In 2001, much to the delight of Wall Street, Bloomberg decided to enter the world of politics, running for mayor of New York City under the Republican banner. He won, taking office in 2002 at a poignant time for a New York still reeling from the September 11th attacks. Bloomberg set about rebuilding the city and restoring its sense of pride and its famous hustle and bristle.

 

Throughout his tenure, Bloomberg used data, facts and analysis to transform an enormous, dynamic city hitherto run on instinct and half-guesses. In fighting poverty, the information mogul was said to “build a culture of evidence” that meant the plight of the poorest could not be ignored. This egalitarian streak even extended into his own workplace: Bloomberg famously stripped out most of the offices at City Hall, preferring to sit in open-plan cubicles alongside his employees so that he could be at the very heart of day-to-day operations.

 

Bloomberg collected only $1 a year throughout his twelve-year tenure in the mayor’s office and invested some $650 million of his own money along the way to causes that he saw as particularly worthy. In fact, Bloomberg was so popular that when he wanted to run for a third term as mayor, he campaigned to change the law that limited officials to only two terms in office – and won.

 

Away from Bloomberg L.P, the company that he still oversees to this day, Bloomberg relaxes by taking to the skies. The investor earned his pilot’s license in 1976, and can often be spotted flying his own helicopter — a six-seat Agusta SPA A109s helicopter, worth $4.5 million — around New York state.
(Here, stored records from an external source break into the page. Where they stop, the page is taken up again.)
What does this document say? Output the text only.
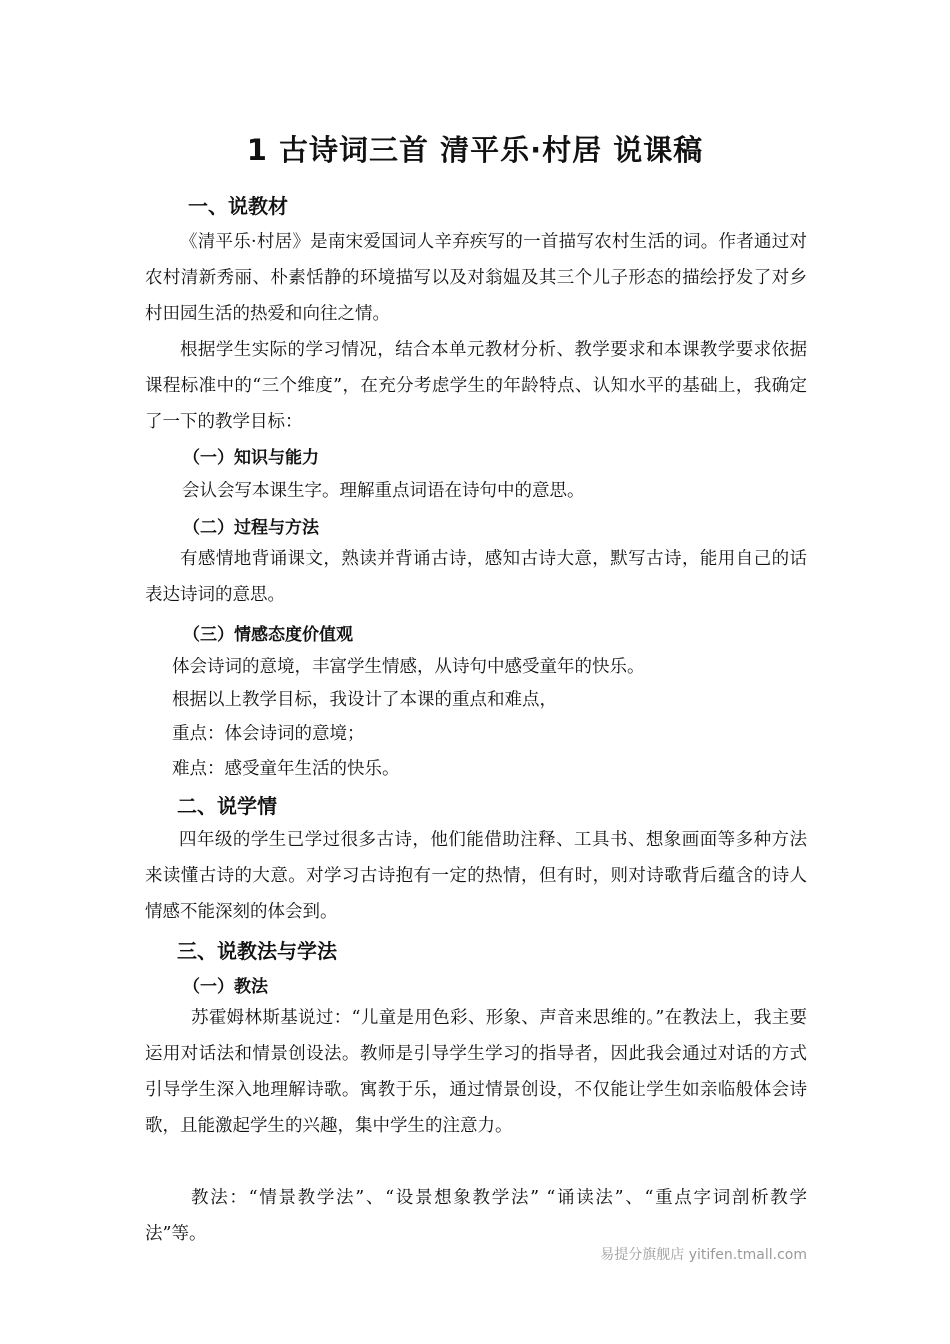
1 古诗词三首 清平乐·村居 说课稿
一、说教材
《清平乐·村居》是南宋爱国词人辛弃疾写的一首描写农村生活的词。作者通过对农村清新秀丽、朴素恬静的环境描写以及对翁媪及其三个儿子形态的描绘抒发了对乡村田园生活的热爱和向往之情。
根据学生实际的学习情况，结合本单元教材分析、教学要求和本课教学要求依据课程标准中的“三个维度”，在充分考虑学生的年龄特点、认知水平的基础上，我确定了一下的教学目标：
（一）知识与能力
会认会写本课生字。理解重点词语在诗句中的意思。
（二）过程与方法
有感情地背诵课文，熟读并背诵古诗，感知古诗大意，默写古诗，能用自己的话表达诗词的意思。
（三）情感态度价值观
体会诗词的意境，丰富学生情感，从诗句中感受童年的快乐。
根据以上教学目标，我设计了本课的重点和难点，
重点：体会诗词的意境；
难点：感受童年生活的快乐。
二、说学情
四年级的学生已学过很多古诗，他们能借助注释、工具书、想象画面等多种方法来读懂古诗的大意。对学习古诗抱有一定的热情，但有时，则对诗歌背后蕴含的诗人情感不能深刻的体会到。
三、说教法与学法
（一）教法
苏霍姆林斯基说过：“儿童是用色彩、形象、声音来思维的。”在教法上，我主要运用对话法和情景创设法。教师是引导学生学习的指导者，因此我会通过对话的方式引导学生深入地理解诗歌。寓教于乐，通过情景创设，不仅能让学生如亲临般体会诗歌，且能激起学生的兴趣，集中学生的注意力。
教法：“情景教学法”、“设景想象教学法” “诵读法”、“重点字词剖析教学法”等。
易提分旗舰店 yitifen.tmall.com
He also frequently captains a private jet down to Bermuda, where he owns a remarkable mansion on the famous pink sands of the Island.

 

But perhaps the trait for which Bloomberg is most admired is his unfailing and enduring philanthropy: the businessman has donated over $2.5 billion to various causes across the years through his charitable organisation, Bloomberg Philanthropies.

 

Bloomberg gave $254 million in 2009 to almost 1,400 nonprofit organizations, saying, "I am a big believer in giving it all away and have always said that the best financial planning ends with bouncing the check to the undertaker."

 

In 2013, Bloomberg committed a $350 million pledge to his alma mater, Johns Hopkins. The latter donation made him the most generous living donor to any school in the US.

 

In 2015. Bloomberg donated $100 million to Cornell University for the construction of a new tech-focused graduate school in New York City.
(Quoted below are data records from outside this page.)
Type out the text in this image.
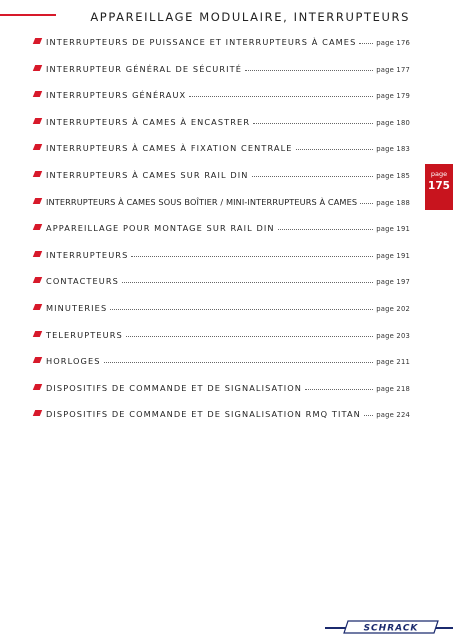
APPAREILLAGE MODULAIRE, INTERRUPTEURS
INTERRUPTEURS DE PUISSANCE ET INTERRUPTEURS À CAMES	page 176
INTERRUPTEUR GÉNÉRAL DE SÉCURITÉ	page 177
INTERRUPTEURS GÉNÉRAUX	page 179
INTERRUPTEURS À CAMES À ENCASTRER	page 180
INTERRUPTEURS À CAMES À FIXATION CENTRALE	page 183
INTERRUPTEURS À CAMES SUR RAIL DIN	page 185
INTERRUPTEURS À CAMES SOUS BOÎTIER / MINI-INTERRUPTEURS À CAMES	page 188
APPAREILLAGE POUR MONTAGE SUR RAIL DIN	page 191
INTERRUPTEURS	page 191
CONTACTEURS	page 197
MINUTERIES	page 202
TELERUPTEURS	page 203
HORLOGES	page 211
DISPOSITIFS DE COMMANDE ET DE SIGNALISATION	page 218
DISPOSITIFS DE COMMANDE ET DE SIGNALISATION RMQ TITAN page 224
page
175
SCHRACK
He has also donated more than $5 billion to gun control, climate change and other causes.

 

During the 2020 COVID-19 pandemic and its aftermath, Bloomberg through his foundation committed to a wide range of urgent causes including researching treatments and vaccines, leading contact tracing to root out the virus, supporting the World Health Organization, and funding global efforts to fight the spread of the disease and protect vulnerable populations.

 

It is this remarkable combination of entrepreneur, data-driven governor, and staunch egalitarian that makes Michael Bloomberg so keenly relevant today. In an era where government policy flies by the tweet of its pants and conservatism leans further and further to the right, Bloomberg, the arch innovator and grand pragmatist, seems like a more compelling figure than ever. The former mayor has not ruled out a return to politics. Perhaps it is time for the next chapter in an inspirational life.